The CCS protocol is far more complicated than the J.1772 PWM pilot signal that Openevse supports.
The problem you are having seems to be rather unique to Electrify America, in that they seem to be charging you based on what their DC charger thinks that the vehicle is capable of drawing, rather than what the vehicle actually draws during the charging session. I'm not aware of any other charging network that has a tariff that works like you describe for Electrify America.
I am aware of charging networks that have different tariffs for different DC chargers at the same site, depending on the maximum power available from there.
i.e.
350kW capable charger = $$$ / kWh
125kW capable charger = $$ / kWh
50kW capable charger = $ / kWh
which encourages drivers of less-capable vehicles to choose a lower-power charger when possible.

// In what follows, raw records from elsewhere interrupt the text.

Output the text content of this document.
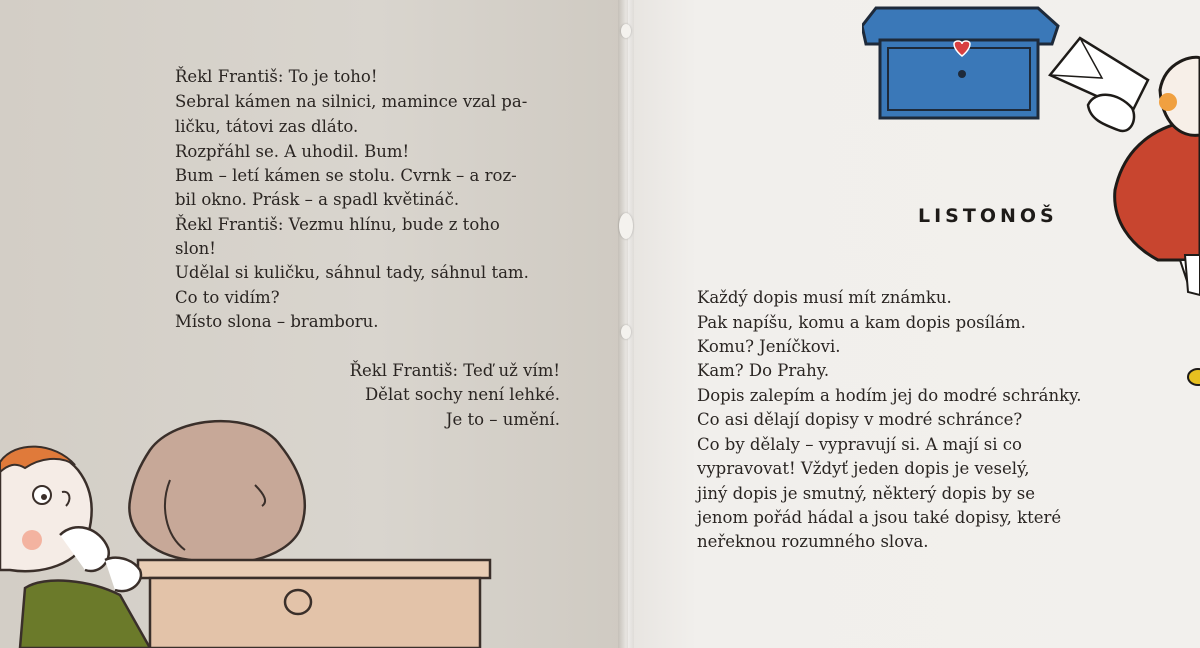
Řekl Františ: To je toho!
Sebral kámen na silnici, mamince vzal pa-
ličku, tátovi zas dláto.
Rozpřáhl se. A uhodil. Bum!
Bum – letí kámen se stolu. Cvrnk – a roz-
bil okno. Prásk – a spadl květináč.
Řekl Františ: Vezmu hlínu, bude z toho
slon!
Udělal si kuličku, sáhnul tady, sáhnul tam.
Co to vidím?
Místo slona – bramboru.
Řekl Františ: Teď už vím!
Dělat sochy není lehké.
Je to – umění.
LISTONOŠ
Každý dopis musí mít známku.
Pak napíšu, komu a kam dopis posílám.
Komu? Jeníčkovi.
Kam? Do Prahy.
Dopis zalepím a hodím jej do modré schránky.
Co asi dělají dopisy v modré schránce?
Co by dělaly – vypravují si. A mají si co
vypravovat! Vždyť jeden dopis je veselý,
jiný dopis je smutný, některý dopis by se
jenom pořád hádal a jsou také dopisy, které
neřeknou rozumného slova.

It seems that Electrify America have recently simplified their tariffs anyway wherever they can legally charge per kWh, they will. Seems to vary on a per-US state basis.
Al Essa
I have a Hyundai Ioniq ZEV and for some crazy reason all Ioniq ZEVs communicate with the EA CSS stations as a 125kW Power level while in fact it only could pull a max of 75kW anyway.

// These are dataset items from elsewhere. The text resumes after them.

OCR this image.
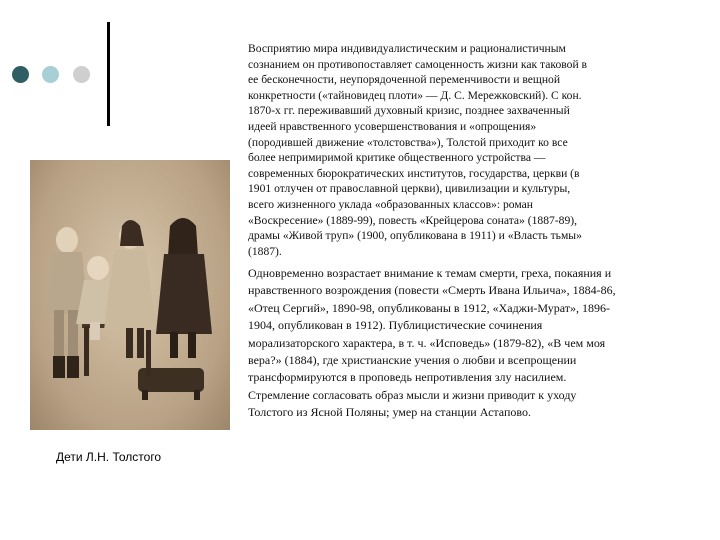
Дети Л.Н. Толстого

Восприятию мира индивидуалистическим и рационалистичным
сознанием он противопоставляет самоценность жизни как таковой в
ее бесконечности, неупорядоченной переменчивости и вещной
конкретности («тайновидец плоти» — Д. С. Мережковский). С кон.
1870-х гг. переживавший духовный кризис, позднее захваченный
идеей нравственного усовершенствования и «опрощения»
(породившей движение «толстовства»), Толстой приходит ко все
более непримиримой критике общественного устройства —
современных бюрократических институтов, государства, церкви (в
1901 отлучен от православной церкви), цивилизации и культуры,
всего жизненного уклада «образованных классов»: роман
«Воскресение» (1889-99), повесть «Крейцерова соната» (1887-89),
драмы «Живой труп» (1900, опубликована в 1911) и «Власть тьмы»
(1887).
Одновременно возрастает внимание к темам смерти, греха, покаяния и
нравственного возрождения (повести «Смерть Ивана Ильича», 1884-86,
«Отец Сергий», 1890-98, опубликованы в 1912, «Хаджи-Мурат», 1896-
1904, опубликован в 1912). Публицистические сочинения
морализаторского характера, в т. ч. «Исповедь» (1879-82), «В чем моя
вера?» (1884), где христианские учения о любви и всепрощении
трансформируются в проповедь непротивления злу насилием.
Стремление согласовать образ мысли и жизни приводит к уходу
Толстого из Ясной Поляны; умер на станции Астапово.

EA blames Hyundai and Hyundai is mum about it.
EA's 50/75kW prices are cool however with this small glitch the communications the 125kW upgrade is not cool.
I would like to
1. Build a CSS vehicle simulator and check if EA is honest and if not probably start on a project towards a class action suite.
2. If EA is honest, design a translator that actually sends EA 75kW signal instead of the 125kW that EA says it gets
Nothing in the J1772 docs for Level1/2 mention the vehicle talking about what Amperage it will pull but maybe the CSS protocol does.
So any info in this direction would be appreciated.